Он проснулся от тишины. Это было непривычно, но очень приятно. Утро давным-давно хозяйничало за пределами их земляного убежища. Кудесника рядом не оказалось. Милав поискал его глазами — кроме трухи, которую они использовали вчера вместо подстилки, в нише ничего и никого не было. Кроме того, убежище ошеломило его букетом запахов, большинство из которых явно не принадлежали к благовониям. Милав сморщился и торопливо выбрался наружу. Ярила он нашел недалеко от импровизированной пещеры, сидящим перед массивным камнем голубоватого цвета и что-то рисующим на песке тонким пальцем.
Как часто бывает после скоротечной бури, вокруг царило солнышко, ветер едва шевелил листву деревьев, и даже птицы пели вполголоса, наслаждаясь редким спокойствием и умиротворением. Кузнец стащил сапоги, раскисшие от влаги, и опять сморщился от неприятного запаха, бьющего в нос. Да в чем дело наконец?!
— А-а-а, проснулся, ночной путешественник, — произнес кудесник, не оборачиваясь. Фраза прозвучала весьма двусмысленно.
Милав поскреб пятерней взлохмаченные вихры, выцарапывая из них грязь, солому и еще что-то смутно знакомое. Слова Ярила требовали объяснения.
— А что это за запах — словно сдох кто неподалеку?
— Это у тебя надо спросить, — ответил кудесник, и Милав понял, что без Ухони здесь не обойтись.
— Кто-нибудь может мне объяснить, что здесь происходит? — Милав пытался быть вежливым.
— Конечно, напарник, — отозвался ухоноид, — тебе по порядку или самое интересное?
— Давай по порядку, — буркнул Милав, — ты же все равно не отстанешь!
И Ухоня приступил к повествованию. По его словам выходило, что Милав всю ночь напролет только тем и занимался, что менял личины. Когда он принял облик Красного Волка, это никак не задело его спутников, но потом метаморфозы стали происходить, как в калейдоскопе. Первым спасительную пещерку покинул кудесник — сонный Милав, превратившись в мерина-тяжеловоза, попытался сложить на бедного старика все свои четыре ноги! Две, может быть, Ярил и стерпел бы, но четыре! В общем, он выполз на улицу в тот момент, когда Милав в обличий Мечка Стервятника стал кататься по подстилке в поисках наиболее удобного места. Потом был матерый вепрь, не отличавшийся любовью к омовениям, потом потный изюбр, а потом… короче говоря, Ухоне надоело наблюдать нескончаемую беготню из тела в тело, и он последовал примеру кудесника.
Милав почувствовал себя виноватым перед спутниками — сам, значит, валялся всю ночь в свое удовольствие, а на их долю выпала малоприятная обязанность следить за его трансформациями…
— Не кори себя, Милав, — сказал кудесник, заканчивая чертить таинственные письмена, — нет в том вины твоей. Умойся, да пойдем не торопясь. Близок двор Годомысла.
Умывшись в огромной луже и кое-как расчесав пальцами спутанные волосы, Милав предстал перед кудесником.

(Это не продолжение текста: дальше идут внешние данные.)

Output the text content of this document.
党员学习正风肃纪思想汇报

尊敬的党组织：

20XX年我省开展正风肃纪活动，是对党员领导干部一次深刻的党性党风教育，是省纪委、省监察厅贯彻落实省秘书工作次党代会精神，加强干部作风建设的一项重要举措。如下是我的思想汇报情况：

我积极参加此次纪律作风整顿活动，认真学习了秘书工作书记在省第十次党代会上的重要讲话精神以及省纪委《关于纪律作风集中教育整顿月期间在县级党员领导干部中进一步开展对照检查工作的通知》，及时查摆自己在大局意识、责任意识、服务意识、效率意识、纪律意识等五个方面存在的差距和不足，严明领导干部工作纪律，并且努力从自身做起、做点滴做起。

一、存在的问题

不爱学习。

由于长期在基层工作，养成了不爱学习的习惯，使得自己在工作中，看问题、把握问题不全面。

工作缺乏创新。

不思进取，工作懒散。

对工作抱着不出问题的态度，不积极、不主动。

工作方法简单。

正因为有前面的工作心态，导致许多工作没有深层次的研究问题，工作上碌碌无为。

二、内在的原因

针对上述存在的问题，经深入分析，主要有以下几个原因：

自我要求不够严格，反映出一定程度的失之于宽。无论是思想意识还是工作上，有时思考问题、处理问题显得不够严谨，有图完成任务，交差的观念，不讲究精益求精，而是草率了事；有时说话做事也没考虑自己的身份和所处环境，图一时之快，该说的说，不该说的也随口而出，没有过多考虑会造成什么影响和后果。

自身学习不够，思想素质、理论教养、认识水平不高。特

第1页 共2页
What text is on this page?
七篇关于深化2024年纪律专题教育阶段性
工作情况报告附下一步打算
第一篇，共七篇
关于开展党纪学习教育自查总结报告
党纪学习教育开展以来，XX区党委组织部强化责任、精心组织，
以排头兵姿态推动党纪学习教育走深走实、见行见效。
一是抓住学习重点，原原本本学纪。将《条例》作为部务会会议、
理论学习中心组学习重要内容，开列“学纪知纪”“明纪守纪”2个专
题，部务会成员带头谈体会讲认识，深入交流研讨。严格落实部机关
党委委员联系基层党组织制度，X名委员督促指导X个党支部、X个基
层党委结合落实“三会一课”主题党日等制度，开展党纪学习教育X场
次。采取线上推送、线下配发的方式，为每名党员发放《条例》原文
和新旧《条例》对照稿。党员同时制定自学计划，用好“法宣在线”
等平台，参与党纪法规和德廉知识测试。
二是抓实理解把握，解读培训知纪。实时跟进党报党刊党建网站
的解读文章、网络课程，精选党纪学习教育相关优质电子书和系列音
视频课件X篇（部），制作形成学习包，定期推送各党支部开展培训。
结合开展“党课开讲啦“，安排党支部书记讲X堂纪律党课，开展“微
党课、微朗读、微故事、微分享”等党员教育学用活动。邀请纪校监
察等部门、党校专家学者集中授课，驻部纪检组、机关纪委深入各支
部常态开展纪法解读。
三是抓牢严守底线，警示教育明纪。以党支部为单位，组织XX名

— Покушать бы чего… — пробормотал он, — у меня желудок уже размером с орешек кедровый!
Ярил на эти слова только улыбнулся:
— Длиннее пояс — короче жизнь!
— Надеюсь, обратной силы ваши слова не имеют, — пробурчал Милав, — а то получится, что с поясом длиною в ноль жизнь не будет иметь конца?
— Кто знает, Милав-кузнец, кто знает… — загадочно ответил кудесник и легкой походкой двинулся по подсохшему оврагу.
Чем ближе они подходили к осажденному двору Годомысла, тем труднее становилось прятаться от многочисленных сторожевых разъездов и тайных засад. В конце концов, пришлось остановиться в какой-то болотине и обсудить положение. Воинственный Ухоня предложил наскоком прорваться к Туру Орогу и все ему рассказать. Кудесник охладил его пыл:
— Аваддон рядом — кто может поручиться, что он не контролирует кого-либо из окружения воеводы или даже его самого? — Кузнец и ухоноид промолчали. — Нужно попасть в лагерь тихо, не вызывая подозрений, и понаблюдать за тысяцким издалека.
— Но как? — поинтересовался непоседливый Ухоня.
— Да есть тут одна задумка… — задумчиво проговорил Ярил.
… По широкой наезженной дороге двигалась живописная процессия: высокий худой старик в облачении непонятного цвета и в низко надвинутой на глаза широкополой шляпе вел на тонком ремешке огромного бурого медведя. Медведь возвышался на целую голову над самым высоким воином из числа тех, которые вызвались проводить старика с его питомцем в лагерь росомонов. Медведь особого беспокойства не выказывал, лишь крутил огромной головой с безразличным видом. Его вальяжная походка более всего поражала невольных зрителей.